It's truly incredibly hard for me to cut out anybody from my life.
Whether they truly meant a lot to me, or was someone I hardly know, it doesn't matter.
Either or or anything in between it's an outrageously difficult task.
Goodbye my almost lover
Goodbye my hopeless dream
I'm trying not to think about you
Can't you just let me be?
So long my luckless romance
My back is turned on you
Should've known you'd bring me heartache
Almost lovers always do
I was cheered up temporarily.
But now I just feel low again.
Inferior.
I need to write about it.
A poem. To be liberated.
I don't deserve this bullshit.
IT WASN'T MEANT TO BE. I HAVE TO KEEP TELLING MYSELF THAT.
'Cuz it's true, it was in God's hands, right?
I'm so mentally and physically exhausted I want and need to nap.
Maybe I'll nap in like an hour or so. Then get up take a scalding hot shower to calm my frazzled and heartbroken nerves and then get myself ready if I'm going out.
I don't know. I don't know what I want to do.

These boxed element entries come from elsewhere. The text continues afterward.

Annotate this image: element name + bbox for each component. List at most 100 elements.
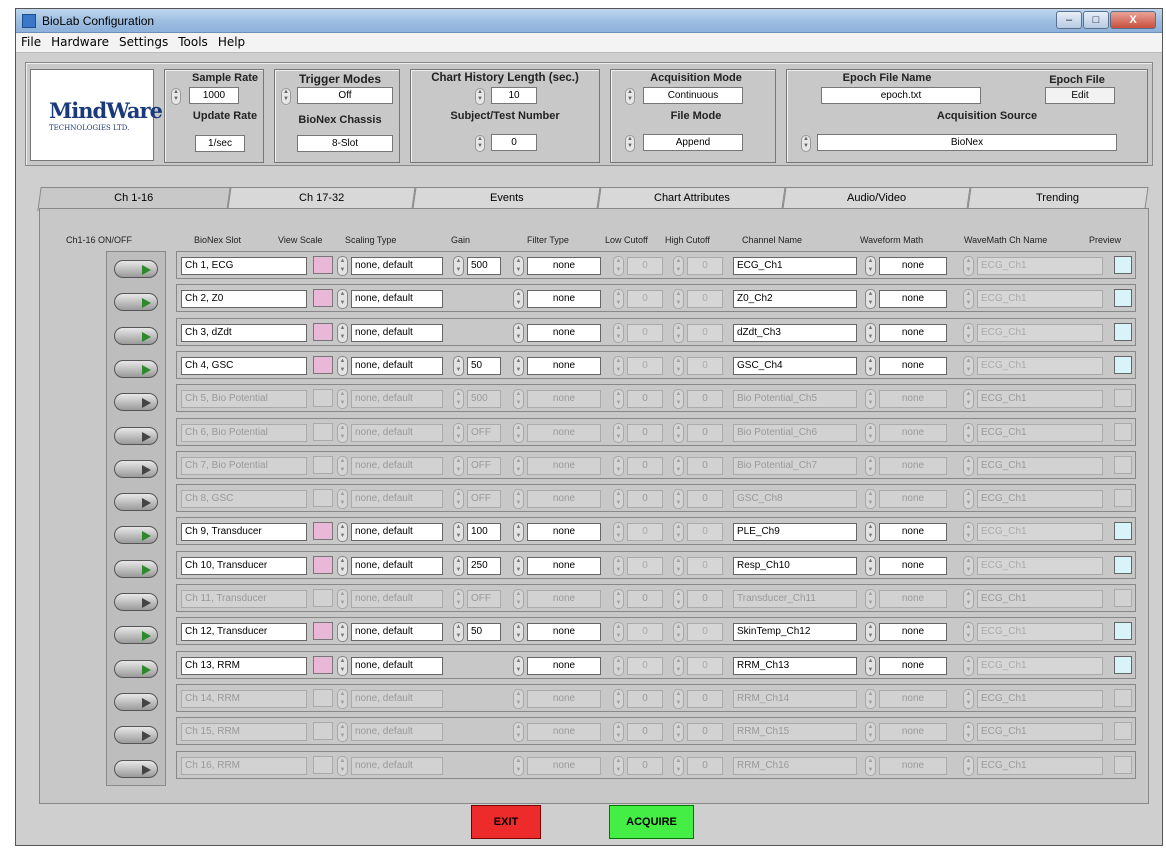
- gain-spinner[interactable]: ▲ ▼: [453, 455, 464, 476]
- preview-checkbox[interactable]: [1114, 555, 1132, 574]
- scaling-spinner[interactable]: ▲ ▼: [337, 722, 348, 743]
- preview-checkbox[interactable]: [1114, 389, 1132, 408]
- math-field[interactable]: none: [879, 423, 947, 442]
- preview-checkbox[interactable]: [1114, 589, 1132, 607]
- gain-field[interactable]: OFF: [467, 590, 501, 608]
- channel-toggle[interactable]: [114, 393, 158, 412]
- low-cutoff-field[interactable]: 0: [627, 656, 663, 675]
- gain-field[interactable]: 100: [467, 523, 501, 542]
- math-spinner[interactable]: ▲ ▼: [865, 289, 876, 310]
- view-scale-swatch[interactable]: [313, 555, 333, 574]
- scaling-field[interactable]: none, default: [351, 257, 443, 275]
- low-cutoff-spinner[interactable]: ▲ ▼: [613, 522, 624, 543]
- trigger-field[interactable]: Off: [297, 87, 393, 104]
- slot-field[interactable]: Ch 15, RRM: [181, 723, 307, 742]
- view-scale-swatch[interactable]: [313, 522, 333, 541]
- high-cutoff-field[interactable]: 0: [687, 723, 723, 742]
- filter-spinner[interactable]: ▲ ▼: [513, 422, 524, 443]
- math-name-spinner[interactable]: ▲ ▼: [963, 722, 974, 743]
- filter-spinner[interactable]: ▲ ▼: [513, 655, 524, 676]
- filter-spinner[interactable]: ▲ ▼: [513, 322, 524, 343]
- preview-checkbox[interactable]: [1114, 289, 1132, 308]
- channel-toggle[interactable]: [114, 459, 158, 478]
- channel-toggle[interactable]: [114, 293, 158, 312]
- gain-field[interactable]: 50: [467, 623, 501, 642]
- scaling-spinner[interactable]: ▲ ▼: [337, 589, 348, 609]
- channel-name-field[interactable]: RRM_Ch16: [733, 756, 857, 775]
- filter-field[interactable]: none: [527, 590, 601, 608]
- filter-spinner[interactable]: ▲ ▼: [513, 455, 524, 476]
- filter-spinner[interactable]: ▲ ▼: [513, 289, 524, 310]
- filter-spinner[interactable]: ▲ ▼: [513, 688, 524, 709]
- high-cutoff-spinner[interactable]: ▲ ▼: [673, 256, 684, 276]
- channel-name-field[interactable]: RRM_Ch14: [733, 689, 857, 708]
- high-cutoff-field[interactable]: 0: [687, 590, 723, 608]
- scaling-field[interactable]: none, default: [351, 623, 443, 642]
- scaling-spinner[interactable]: ▲ ▼: [337, 256, 348, 276]
- close-button[interactable]: X: [1110, 11, 1156, 29]
- math-name-spinner[interactable]: ▲ ▼: [963, 455, 974, 476]
- math-spinner[interactable]: ▲ ▼: [865, 455, 876, 476]
- channel-toggle[interactable]: [114, 593, 158, 611]
- high-cutoff-field[interactable]: 0: [687, 323, 723, 342]
- math-spinner[interactable]: ▲ ▼: [865, 688, 876, 709]
- preview-checkbox[interactable]: [1114, 422, 1132, 441]
- math-spinner[interactable]: ▲ ▼: [865, 256, 876, 276]
- filter-field[interactable]: none: [527, 656, 601, 675]
- channel-toggle[interactable]: [114, 260, 158, 278]
- math-spinner[interactable]: ▲ ▼: [865, 589, 876, 609]
- filter-spinner[interactable]: ▲ ▼: [513, 755, 524, 776]
- low-cutoff-field[interactable]: 0: [627, 390, 663, 409]
- math-name-spinner[interactable]: ▲ ▼: [963, 655, 974, 676]
- math-name-field[interactable]: ECG_Ch1: [977, 456, 1103, 475]
- view-scale-swatch[interactable]: [313, 489, 333, 508]
- math-field[interactable]: none: [879, 490, 947, 509]
- math-name-spinner[interactable]: ▲ ▼: [963, 555, 974, 576]
- low-cutoff-spinner[interactable]: ▲ ▼: [613, 722, 624, 743]
- file-mode-spinner[interactable]: ▲ ▼: [625, 135, 635, 152]
- scaling-field[interactable]: none, default: [351, 490, 443, 509]
- math-name-spinner[interactable]: ▲ ▼: [963, 622, 974, 643]
- high-cutoff-field[interactable]: 0: [687, 756, 723, 775]
- preview-checkbox[interactable]: [1114, 622, 1132, 641]
- filter-spinner[interactable]: ▲ ▼: [513, 256, 524, 276]
- chassis-field[interactable]: 8-Slot: [297, 135, 393, 152]
- math-name-spinner[interactable]: ▲ ▼: [963, 688, 974, 709]
- scaling-spinner[interactable]: ▲ ▼: [337, 455, 348, 476]
- high-cutoff-field[interactable]: 0: [687, 257, 723, 275]
- high-cutoff-field[interactable]: 0: [687, 356, 723, 375]
- low-cutoff-spinner[interactable]: ▲ ▼: [613, 322, 624, 343]
- scaling-field[interactable]: none, default: [351, 689, 443, 708]
- filter-field[interactable]: none: [527, 423, 601, 442]
- slot-field[interactable]: Ch 7, Bio Potential: [181, 456, 307, 475]
- scaling-spinner[interactable]: ▲ ▼: [337, 688, 348, 709]
- filter-field[interactable]: none: [527, 623, 601, 642]
- tab-trending[interactable]: Trending: [967, 187, 1149, 209]
- channel-name-field[interactable]: Transducer_Ch11: [733, 590, 857, 608]
- scaling-field[interactable]: none, default: [351, 390, 443, 409]
- scaling-spinner[interactable]: ▲ ▼: [337, 422, 348, 443]
- slot-field[interactable]: Ch 2, Z0: [181, 290, 307, 309]
- view-scale-swatch[interactable]: [313, 355, 333, 374]
- high-cutoff-spinner[interactable]: ▲ ▼: [673, 489, 684, 510]
- scaling-field[interactable]: none, default: [351, 756, 443, 775]
- preview-checkbox[interactable]: [1114, 322, 1132, 341]
- filter-field[interactable]: none: [527, 456, 601, 475]
- math-field[interactable]: none: [879, 356, 947, 375]
- gain-spinner[interactable]: ▲ ▼: [453, 355, 464, 376]
- scaling-spinner[interactable]: ▲ ▼: [337, 489, 348, 510]
- high-cutoff-spinner[interactable]: ▲ ▼: [673, 755, 684, 776]
- filter-spinner[interactable]: ▲ ▼: [513, 355, 524, 376]
- view-scale-swatch[interactable]: [313, 688, 333, 707]
- math-spinner[interactable]: ▲ ▼: [865, 722, 876, 743]
- math-spinner[interactable]: ▲ ▼: [865, 555, 876, 576]
- gain-field[interactable]: OFF: [467, 423, 501, 442]
- view-scale-swatch[interactable]: [313, 755, 333, 774]
- slot-field[interactable]: Ch 11, Transducer: [181, 590, 307, 608]
- low-cutoff-field[interactable]: 0: [627, 590, 663, 608]
- view-scale-swatch[interactable]: [313, 289, 333, 308]
- low-cutoff-spinner[interactable]: ▲ ▼: [613, 589, 624, 609]
- high-cutoff-spinner[interactable]: ▲ ▼: [673, 589, 684, 609]
- math-name-field[interactable]: ECG_Ch1: [977, 323, 1103, 342]
- scaling-field[interactable]: none, default: [351, 656, 443, 675]
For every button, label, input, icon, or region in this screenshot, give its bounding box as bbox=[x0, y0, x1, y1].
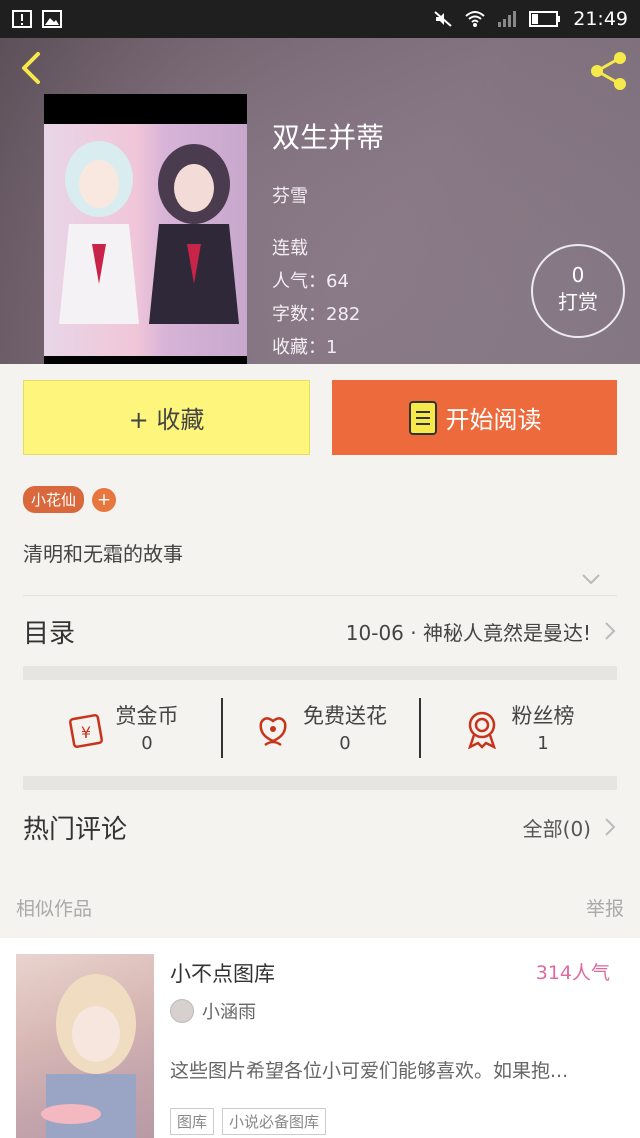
stat-fans[interactable]: 粉丝榜 1 bbox=[419, 684, 617, 774]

What kills me about this all is that she acted like it was MY FAULT things got botched. I don't regret the drunk texts at all.
I'm not gonna stop doing the idiosyncratic things that make me me just for someone, no matter how much I like them.
What kills me is that I'm still getting over my friend. I don't really feel anything for her sexually or romantically anymore, but I mean, emotionally...yeah. I don't know, it's indescribable.
It's so much better now. But she has a man friend, and now I'm left ALONE in the cold. Again. As usual.